Ilustrasi Pemilu. (BP/dokumen)

Pemilihan umum selalu meninggalkan berbagai permasalahan. Apalagi pada pemilu serentak 2019, 17 April lalu. Khusus di Bali yang dikenal warganya bersikap polos dan nerima, sedikit melontarkan protes. Di masyarakat Bali dulu berkembang pameo pemilu hanya memikirkan kedudukan bagi oknum tertentu, toh hidup mereka tetap seperti sekarang.

Kini, pendapat tersebut sudah digeser. Kita harus menentukan nasib sendiri lewat pilihan sendiri. Buktinya, angka partisipasi pemilih di Bali melebihi angka 80 persen.

Nilai manfaat pemilu serentak memang banyak, namun eksesnya juga banyak. Nah, ini kesempatan emas bagi mahasiswa di Bali untuk meneliti kelemahan dan keunggulan pemilu serentak.

Penelitian pemilu serentak ini bisa dilakukan dari sudut ekonomis mulai dari manajemen keuangan, data dan perputaran uang. Dari segi politik soal konflik dan benturan hukum serta gugatan hasil. Dari segi teknologi juga bisa dikaji karena pemilih pemilu sudah familiar dengan TI.

Baca juga:  Kampung Mandiri di Desa Bongkasa Pertiwi

Penelitian itu bisa melihat, pertama, sejauh mana pemilu berjalan secara demokratis. Kedua, sejauh mana keberpihakan media massa elektronik dalam pemilu. Sebab, faktanya banyak pimpinan parpol yang memiliki media elektronik. Padahal sesuai aturan, media massa tak boleh berpihak dan menyiarkan secara seimbang ke semua parpol dan capres.

Juga perlu diteliti masalah usia minimal memiliki hak pilih. Sesuai ketentuan aturan berlaku saat pencoblosan, sementara yang belum berusia 17 tahun tak masuk DPT yang dilakukan jauh-jauh sebelumnya. Termasuk apakah pemilu serentak ini efektif atau tidak, perlu dipertahankan atau diganti saja.

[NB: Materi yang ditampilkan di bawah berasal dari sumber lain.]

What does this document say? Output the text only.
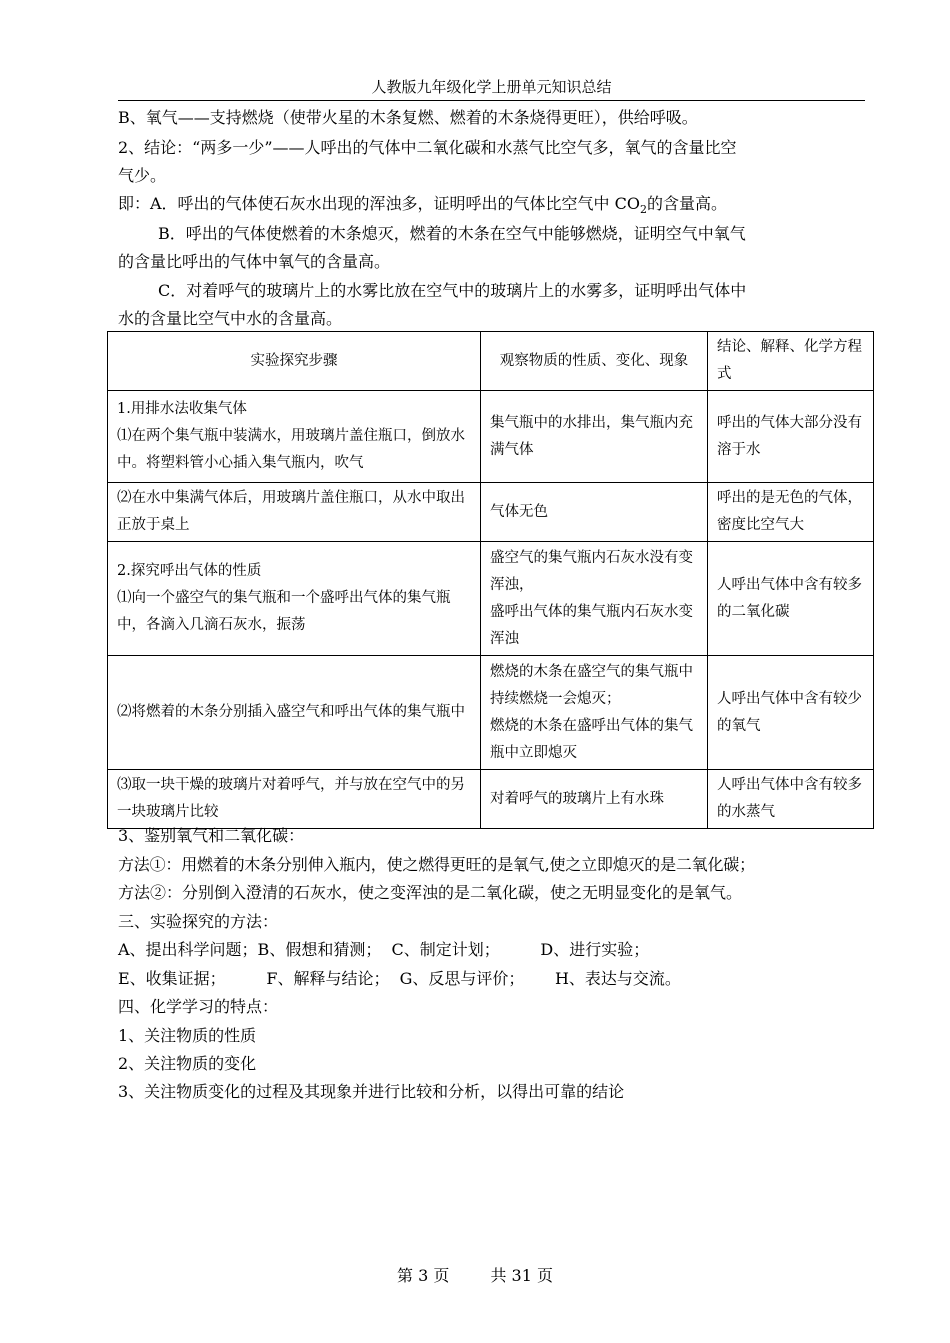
人教版九年级化学上册单元知识总结
B、氧气——支持燃烧（使带火星的木条复燃、燃着的木条烧得更旺），供给呼吸。
2、结论：“两多一少”——人呼出的气体中二氧化碳和水蒸气比空气多，氧气的含量比空
气少。
即：A．呼出的气体使石灰水出现的浑浊多，证明呼出的气体比空气中 $CO_2$的含量高。
B．呼出的气体使燃着的木条熄灭，燃着的木条在空气中能够燃烧，证明空气中氧气
的含量比呼出的气体中氧气的含量高。
C．对着呼气的玻璃片上的水雾比放在空气中的玻璃片上的水雾多，证明呼出气体中
水的含量比空气中水的含量高。
实验探究步骤	观察物质的性质、变化、现象	结论、解释、化学方程式
1.用排水法收集气体
⑴在两个集气瓶中装满水，用玻璃片盖住瓶口，倒放水中。将塑料管小心插入集气瓶内，吹气	集气瓶中的水排出，集气瓶内充满气体	呼出的气体大部分没有溶于水
⑵在水中集满气体后，用玻璃片盖住瓶口，从水中取出正放于桌上	气体无色	呼出的是无色的气体，密度比空气大
2.探究呼出气体的性质
⑴向一个盛空气的集气瓶和一个盛呼出气体的集气瓶中，各滴入几滴石灰水，振荡	盛空气的集气瓶内石灰水没有变浑浊，
盛呼出气体的集气瓶内石灰水变浑浊	人呼出气体中含有较多的二氧化碳
⑵将燃着的木条分别插入盛空气和呼出气体的集气瓶中	燃烧的木条在盛空气的集气瓶中持续燃烧一会熄灭；
燃烧的木条在盛呼出气体的集气瓶中立即熄灭	人呼出气体中含有较少的氧气
⑶取一块干燥的玻璃片对着呼气，并与放在空气中的另一块玻璃片比较	对着呼气的玻璃片上有水珠	人呼出气体中含有较多的水蒸气
3、鉴别氧气和二氧化碳：
方法①：用燃着的木条分别伸入瓶内，使之燃得更旺的是氧气,使之立即熄灭的是二氧化碳；
方法②：分别倒入澄清的石灰水，使之变浑浊的是二氧化碳，使之无明显变化的是氧气。
三、实验探究的方法：
A、提出科学问题；B、假想和猜测；  C、制定计划；        D、进行实验；
E、收集证据；        F、解释与结论；  G、反思与评价；      H、表达与交流。
四、化学学习的特点：
1、关注物质的性质
2、关注物质的变化
3、关注物质变化的过程及其现象并进行比较和分析，以得出可靠的结论
第 3 页	共 31 页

Baca juga:  Menjadikan UMKM Poros Ekonomi

Komisi Pemilihan Umum RI (KPU-RI) telah melakukan evaluasi sementara dari jalannya proses pemungutan suara pemilu serentak 2019. Hasilnya, masih ditemukan sejumlah kendala yang dihadapi meski secara umum bisa dibilang berjalan baik.

Misalnya, 249 Tempat Pemungutan Suara (TPS) belum bisa melakukan penghitungan suara. Angka tersebut hanya 0,28 persen dari total 810.193 TPS. Bahkan sejumlah daerah ditunda penghitungan karena berbagai masalah. Sebagian besar (kendalanya) didominasi ada keterlambatan logistik. Kedua, ada karena bencana alam misalnya banjir di Jambi.

Sementara TPS yang menemui kendala dalam penghitungan suara mayoritas terjadi di wilayah yang sulit dijangkau. Seperti di Kabupaten Intan Jaya, Papua (228 TPS), Kabupaten Yahukimo, Papua (155 TPS) hingga Kabupaten Banggai, Sulawesi Tengah.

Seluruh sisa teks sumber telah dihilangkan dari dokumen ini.